CANNES, FRANCE — There are two distinct classes of Cannes Film Festival visitors.
A select few get invited to Paul Allen's yacht party, and most others don't. A handful of Cannes visitors stay in five-star beachfront suites, but pretty much everyone else squeezes into small apartments.
And when it comes to buying films, the elite American distributors look for mainstream hits, while the masses are left to pick over the countless foreign-language titles, many of which will never be sold or seen.
For smaller distributors, foreign-language releases have become extremely tricky business. U.S. moviegoers gravitate toward wide-release blockbusters, and for every subtitled hit there are hundreds of fizzles.
What's worse, supposed art-house theater chains are no longer showing the best from beyond our borders.
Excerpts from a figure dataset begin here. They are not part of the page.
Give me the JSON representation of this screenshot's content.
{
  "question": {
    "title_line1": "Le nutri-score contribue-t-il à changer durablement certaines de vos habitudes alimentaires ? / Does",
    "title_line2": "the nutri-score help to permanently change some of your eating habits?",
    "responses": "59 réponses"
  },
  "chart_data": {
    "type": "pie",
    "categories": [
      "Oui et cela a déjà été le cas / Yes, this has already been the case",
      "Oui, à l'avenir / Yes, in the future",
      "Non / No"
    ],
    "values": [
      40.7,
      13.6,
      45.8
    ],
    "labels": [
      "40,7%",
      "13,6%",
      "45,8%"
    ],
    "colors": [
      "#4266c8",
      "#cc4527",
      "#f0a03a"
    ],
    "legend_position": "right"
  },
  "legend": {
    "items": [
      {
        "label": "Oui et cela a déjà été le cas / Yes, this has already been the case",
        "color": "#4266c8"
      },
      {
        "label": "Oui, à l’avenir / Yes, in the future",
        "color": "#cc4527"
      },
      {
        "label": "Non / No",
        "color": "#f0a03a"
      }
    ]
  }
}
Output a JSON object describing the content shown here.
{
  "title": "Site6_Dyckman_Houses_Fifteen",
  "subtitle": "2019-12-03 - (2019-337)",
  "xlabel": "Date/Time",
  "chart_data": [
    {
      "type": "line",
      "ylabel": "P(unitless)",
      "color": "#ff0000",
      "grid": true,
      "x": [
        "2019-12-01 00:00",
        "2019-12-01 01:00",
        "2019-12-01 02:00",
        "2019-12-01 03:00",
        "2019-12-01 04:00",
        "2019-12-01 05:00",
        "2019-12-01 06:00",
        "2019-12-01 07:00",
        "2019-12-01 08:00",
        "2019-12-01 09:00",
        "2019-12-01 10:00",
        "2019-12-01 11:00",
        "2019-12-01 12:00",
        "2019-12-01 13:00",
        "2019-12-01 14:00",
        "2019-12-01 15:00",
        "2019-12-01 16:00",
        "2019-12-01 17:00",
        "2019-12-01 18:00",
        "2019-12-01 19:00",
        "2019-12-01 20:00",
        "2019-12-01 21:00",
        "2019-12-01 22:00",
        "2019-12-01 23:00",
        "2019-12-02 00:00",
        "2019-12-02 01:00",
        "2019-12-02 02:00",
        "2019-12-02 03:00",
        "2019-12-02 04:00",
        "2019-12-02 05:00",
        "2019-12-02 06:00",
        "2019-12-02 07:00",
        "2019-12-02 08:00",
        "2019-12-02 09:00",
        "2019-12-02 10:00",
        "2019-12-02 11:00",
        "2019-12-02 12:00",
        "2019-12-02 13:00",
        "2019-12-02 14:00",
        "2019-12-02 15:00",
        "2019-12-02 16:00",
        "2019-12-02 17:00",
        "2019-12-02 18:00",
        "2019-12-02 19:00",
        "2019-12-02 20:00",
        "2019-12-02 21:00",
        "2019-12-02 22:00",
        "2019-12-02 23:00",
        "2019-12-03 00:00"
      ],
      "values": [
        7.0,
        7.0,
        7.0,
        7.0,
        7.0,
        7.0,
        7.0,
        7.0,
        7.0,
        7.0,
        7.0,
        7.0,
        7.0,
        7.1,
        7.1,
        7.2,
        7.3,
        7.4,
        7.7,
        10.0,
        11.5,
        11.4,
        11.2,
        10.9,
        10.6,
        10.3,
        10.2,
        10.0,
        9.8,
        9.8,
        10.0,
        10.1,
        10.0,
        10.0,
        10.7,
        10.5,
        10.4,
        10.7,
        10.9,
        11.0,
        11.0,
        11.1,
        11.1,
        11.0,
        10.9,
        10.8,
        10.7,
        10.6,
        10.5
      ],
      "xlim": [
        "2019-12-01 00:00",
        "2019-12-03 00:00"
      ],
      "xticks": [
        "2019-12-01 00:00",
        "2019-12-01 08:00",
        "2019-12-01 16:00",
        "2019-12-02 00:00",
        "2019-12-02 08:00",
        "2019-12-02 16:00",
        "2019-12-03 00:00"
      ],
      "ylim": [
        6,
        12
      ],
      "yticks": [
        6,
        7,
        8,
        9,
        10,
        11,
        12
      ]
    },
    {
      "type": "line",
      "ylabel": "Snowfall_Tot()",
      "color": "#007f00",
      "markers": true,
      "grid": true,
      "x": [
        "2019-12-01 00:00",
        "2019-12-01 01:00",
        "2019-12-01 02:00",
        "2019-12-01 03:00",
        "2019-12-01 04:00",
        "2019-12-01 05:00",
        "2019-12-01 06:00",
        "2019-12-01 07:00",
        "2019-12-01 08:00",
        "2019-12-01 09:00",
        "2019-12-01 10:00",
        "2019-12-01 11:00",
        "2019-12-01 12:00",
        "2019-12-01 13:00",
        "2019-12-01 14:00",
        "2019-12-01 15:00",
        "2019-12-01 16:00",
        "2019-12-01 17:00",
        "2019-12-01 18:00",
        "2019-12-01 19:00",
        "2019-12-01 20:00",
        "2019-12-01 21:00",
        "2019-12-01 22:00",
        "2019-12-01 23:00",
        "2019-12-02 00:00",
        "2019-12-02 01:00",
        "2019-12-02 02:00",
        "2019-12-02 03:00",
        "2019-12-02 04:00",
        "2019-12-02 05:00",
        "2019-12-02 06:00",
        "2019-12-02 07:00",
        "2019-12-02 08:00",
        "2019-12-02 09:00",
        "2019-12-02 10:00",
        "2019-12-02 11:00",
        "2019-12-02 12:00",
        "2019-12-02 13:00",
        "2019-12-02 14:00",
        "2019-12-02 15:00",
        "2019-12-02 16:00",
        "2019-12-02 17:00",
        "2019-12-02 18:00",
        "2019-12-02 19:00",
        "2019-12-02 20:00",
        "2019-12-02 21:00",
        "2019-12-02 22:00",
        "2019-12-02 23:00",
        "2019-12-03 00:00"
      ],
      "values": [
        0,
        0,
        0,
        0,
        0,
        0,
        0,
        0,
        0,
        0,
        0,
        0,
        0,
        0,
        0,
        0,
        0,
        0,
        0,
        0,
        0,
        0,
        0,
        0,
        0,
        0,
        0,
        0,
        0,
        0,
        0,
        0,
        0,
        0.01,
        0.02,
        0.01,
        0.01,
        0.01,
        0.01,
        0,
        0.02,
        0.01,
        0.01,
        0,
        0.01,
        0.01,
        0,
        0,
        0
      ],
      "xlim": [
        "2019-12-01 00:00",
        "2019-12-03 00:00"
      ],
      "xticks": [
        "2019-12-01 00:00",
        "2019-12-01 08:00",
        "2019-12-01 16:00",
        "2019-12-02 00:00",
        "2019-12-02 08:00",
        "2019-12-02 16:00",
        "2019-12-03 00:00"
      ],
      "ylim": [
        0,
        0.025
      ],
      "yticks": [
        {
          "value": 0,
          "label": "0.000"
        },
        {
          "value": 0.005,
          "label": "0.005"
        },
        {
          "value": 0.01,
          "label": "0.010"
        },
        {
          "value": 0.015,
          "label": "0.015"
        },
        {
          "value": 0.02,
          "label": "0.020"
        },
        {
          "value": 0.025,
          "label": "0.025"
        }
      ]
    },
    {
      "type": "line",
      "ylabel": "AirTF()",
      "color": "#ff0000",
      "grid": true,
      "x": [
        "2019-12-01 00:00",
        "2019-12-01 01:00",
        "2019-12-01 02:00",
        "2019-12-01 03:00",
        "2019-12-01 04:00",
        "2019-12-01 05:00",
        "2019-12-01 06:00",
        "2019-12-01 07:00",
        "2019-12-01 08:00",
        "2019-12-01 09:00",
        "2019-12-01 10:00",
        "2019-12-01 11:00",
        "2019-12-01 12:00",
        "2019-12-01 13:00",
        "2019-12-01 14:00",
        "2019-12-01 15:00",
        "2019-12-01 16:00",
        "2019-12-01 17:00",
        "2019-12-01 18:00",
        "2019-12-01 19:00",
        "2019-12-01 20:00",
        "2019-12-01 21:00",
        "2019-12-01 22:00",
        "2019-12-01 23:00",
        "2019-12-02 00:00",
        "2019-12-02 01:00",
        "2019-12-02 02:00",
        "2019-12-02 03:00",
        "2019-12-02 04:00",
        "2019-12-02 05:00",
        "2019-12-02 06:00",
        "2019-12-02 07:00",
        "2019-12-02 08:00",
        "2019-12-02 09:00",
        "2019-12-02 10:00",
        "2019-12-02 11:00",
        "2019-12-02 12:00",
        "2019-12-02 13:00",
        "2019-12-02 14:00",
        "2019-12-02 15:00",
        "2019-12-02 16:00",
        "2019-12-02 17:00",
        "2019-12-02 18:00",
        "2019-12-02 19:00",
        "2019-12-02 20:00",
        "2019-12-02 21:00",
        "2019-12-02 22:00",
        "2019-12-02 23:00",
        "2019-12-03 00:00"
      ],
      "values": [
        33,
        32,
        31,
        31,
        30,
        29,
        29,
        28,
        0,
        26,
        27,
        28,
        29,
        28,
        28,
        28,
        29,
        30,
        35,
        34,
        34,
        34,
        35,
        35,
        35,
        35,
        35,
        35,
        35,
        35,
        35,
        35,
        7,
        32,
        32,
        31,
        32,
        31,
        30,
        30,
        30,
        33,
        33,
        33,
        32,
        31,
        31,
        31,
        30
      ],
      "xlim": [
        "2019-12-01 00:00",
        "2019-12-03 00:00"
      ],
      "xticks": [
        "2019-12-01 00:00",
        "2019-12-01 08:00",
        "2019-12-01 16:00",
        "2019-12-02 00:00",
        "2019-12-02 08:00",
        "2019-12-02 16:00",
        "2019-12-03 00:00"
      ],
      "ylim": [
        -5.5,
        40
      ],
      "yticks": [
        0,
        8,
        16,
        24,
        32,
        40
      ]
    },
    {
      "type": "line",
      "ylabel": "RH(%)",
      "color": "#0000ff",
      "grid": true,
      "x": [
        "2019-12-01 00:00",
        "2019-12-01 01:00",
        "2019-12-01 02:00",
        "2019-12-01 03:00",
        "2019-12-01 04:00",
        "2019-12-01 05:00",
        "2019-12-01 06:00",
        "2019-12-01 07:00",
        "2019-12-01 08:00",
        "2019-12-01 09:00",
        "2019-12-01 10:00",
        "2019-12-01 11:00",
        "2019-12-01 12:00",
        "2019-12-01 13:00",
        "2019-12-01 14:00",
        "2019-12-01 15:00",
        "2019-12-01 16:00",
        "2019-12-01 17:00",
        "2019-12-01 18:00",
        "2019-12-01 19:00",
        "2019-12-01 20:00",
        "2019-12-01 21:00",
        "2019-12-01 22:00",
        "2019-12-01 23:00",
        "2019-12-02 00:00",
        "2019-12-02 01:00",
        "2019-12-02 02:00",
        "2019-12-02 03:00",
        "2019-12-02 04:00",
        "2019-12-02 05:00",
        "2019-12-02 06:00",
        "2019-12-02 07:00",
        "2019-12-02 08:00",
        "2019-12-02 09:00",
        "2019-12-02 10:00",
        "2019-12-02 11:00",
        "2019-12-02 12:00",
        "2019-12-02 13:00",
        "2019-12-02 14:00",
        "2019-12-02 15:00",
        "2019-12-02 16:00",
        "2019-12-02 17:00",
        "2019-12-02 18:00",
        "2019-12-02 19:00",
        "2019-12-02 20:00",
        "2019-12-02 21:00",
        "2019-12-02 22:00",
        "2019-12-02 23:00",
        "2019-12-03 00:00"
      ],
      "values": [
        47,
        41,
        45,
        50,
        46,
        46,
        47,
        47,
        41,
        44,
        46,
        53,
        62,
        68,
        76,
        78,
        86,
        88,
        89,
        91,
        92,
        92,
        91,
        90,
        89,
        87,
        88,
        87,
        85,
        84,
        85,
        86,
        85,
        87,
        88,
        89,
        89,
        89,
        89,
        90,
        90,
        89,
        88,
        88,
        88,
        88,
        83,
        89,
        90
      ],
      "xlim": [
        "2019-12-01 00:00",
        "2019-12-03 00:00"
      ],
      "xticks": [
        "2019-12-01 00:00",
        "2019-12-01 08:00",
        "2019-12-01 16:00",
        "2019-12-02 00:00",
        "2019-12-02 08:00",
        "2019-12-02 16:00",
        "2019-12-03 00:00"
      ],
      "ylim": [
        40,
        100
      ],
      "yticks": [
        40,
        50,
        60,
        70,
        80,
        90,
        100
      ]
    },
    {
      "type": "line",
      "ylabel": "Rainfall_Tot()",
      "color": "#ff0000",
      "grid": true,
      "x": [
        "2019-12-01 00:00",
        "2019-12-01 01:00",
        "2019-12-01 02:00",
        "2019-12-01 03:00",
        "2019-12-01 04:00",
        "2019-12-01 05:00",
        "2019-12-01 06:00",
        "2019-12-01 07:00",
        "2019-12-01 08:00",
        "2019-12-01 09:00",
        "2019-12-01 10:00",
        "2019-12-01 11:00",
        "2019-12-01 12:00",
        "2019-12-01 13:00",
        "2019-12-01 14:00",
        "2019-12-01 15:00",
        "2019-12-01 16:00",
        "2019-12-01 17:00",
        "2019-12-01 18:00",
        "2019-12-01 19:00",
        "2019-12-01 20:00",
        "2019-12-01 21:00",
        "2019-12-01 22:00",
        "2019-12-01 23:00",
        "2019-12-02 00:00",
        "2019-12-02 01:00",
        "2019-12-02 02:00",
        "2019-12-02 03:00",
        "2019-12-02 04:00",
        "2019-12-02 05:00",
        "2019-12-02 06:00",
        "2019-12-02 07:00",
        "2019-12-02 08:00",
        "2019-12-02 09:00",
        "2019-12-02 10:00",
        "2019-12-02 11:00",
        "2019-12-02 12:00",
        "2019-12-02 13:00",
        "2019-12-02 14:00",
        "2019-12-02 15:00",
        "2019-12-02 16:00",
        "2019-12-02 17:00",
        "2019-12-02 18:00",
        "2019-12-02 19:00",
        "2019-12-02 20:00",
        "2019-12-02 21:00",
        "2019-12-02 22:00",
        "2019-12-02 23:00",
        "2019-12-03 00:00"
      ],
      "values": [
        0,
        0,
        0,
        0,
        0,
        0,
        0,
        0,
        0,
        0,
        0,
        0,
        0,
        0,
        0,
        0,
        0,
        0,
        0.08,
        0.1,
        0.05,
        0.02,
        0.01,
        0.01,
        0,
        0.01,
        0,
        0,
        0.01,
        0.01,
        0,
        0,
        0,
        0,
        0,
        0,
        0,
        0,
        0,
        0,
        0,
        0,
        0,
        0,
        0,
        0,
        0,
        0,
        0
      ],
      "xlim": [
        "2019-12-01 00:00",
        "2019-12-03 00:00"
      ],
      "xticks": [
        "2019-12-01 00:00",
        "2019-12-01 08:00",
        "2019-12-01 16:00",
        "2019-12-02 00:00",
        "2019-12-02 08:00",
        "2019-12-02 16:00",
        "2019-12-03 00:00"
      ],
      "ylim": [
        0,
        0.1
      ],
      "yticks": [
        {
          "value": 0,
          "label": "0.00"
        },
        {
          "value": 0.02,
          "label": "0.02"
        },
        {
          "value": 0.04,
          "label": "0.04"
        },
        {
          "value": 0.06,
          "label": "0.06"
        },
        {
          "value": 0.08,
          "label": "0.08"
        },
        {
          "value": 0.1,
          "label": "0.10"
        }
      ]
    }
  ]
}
Fully half of the auditoriums at the Landmark in West Los Angeles this week are booked with "Angels & Demons," "Star Trek" and "X-Men Origins: Wolverine."
"With foreign-language films, you have to be selective," says Michael Barker of Sony Pictures Classics, one of the most accomplished and successful distributors of subtitled movies. "And yes, you have to be much more selective than you used to be."
In addition to Sony Classics, the few companies that have done well with import movies include Focus Features, IFC Films and Magnolia Pictures.
But now an aggressive company is joining the fold, hoping that it can somehow capitalize on its core cable television audience of gays and lesbians, and transform itself from a distributor of occasional schlock (including Paris Hilton's "The Hottie & the Nottie" last year) into a destination for award-winning imports.
Regent Releasing is the surprise owner of this year's surprise foreign-language Oscar winner. "Departures," which beat favorites "Waltz With Bashir" and "The Class" for the Academy Award, will begin its domestic theatrical release on May 29 in a few cities across the country, including Los Angeles.
A domestic gross of just $1 million is considered a foreign-language home run these days, and hardly any releases pass that modest milestone. Oscar winners, however, have fared comparatively well recently. "The Counterfeiters" grossed about $5.5 million in 2008, "The Lives of Others" sold more than $11.2 million of tickets the year prior, and "Tsotsi" almost reached $3 million in 2006.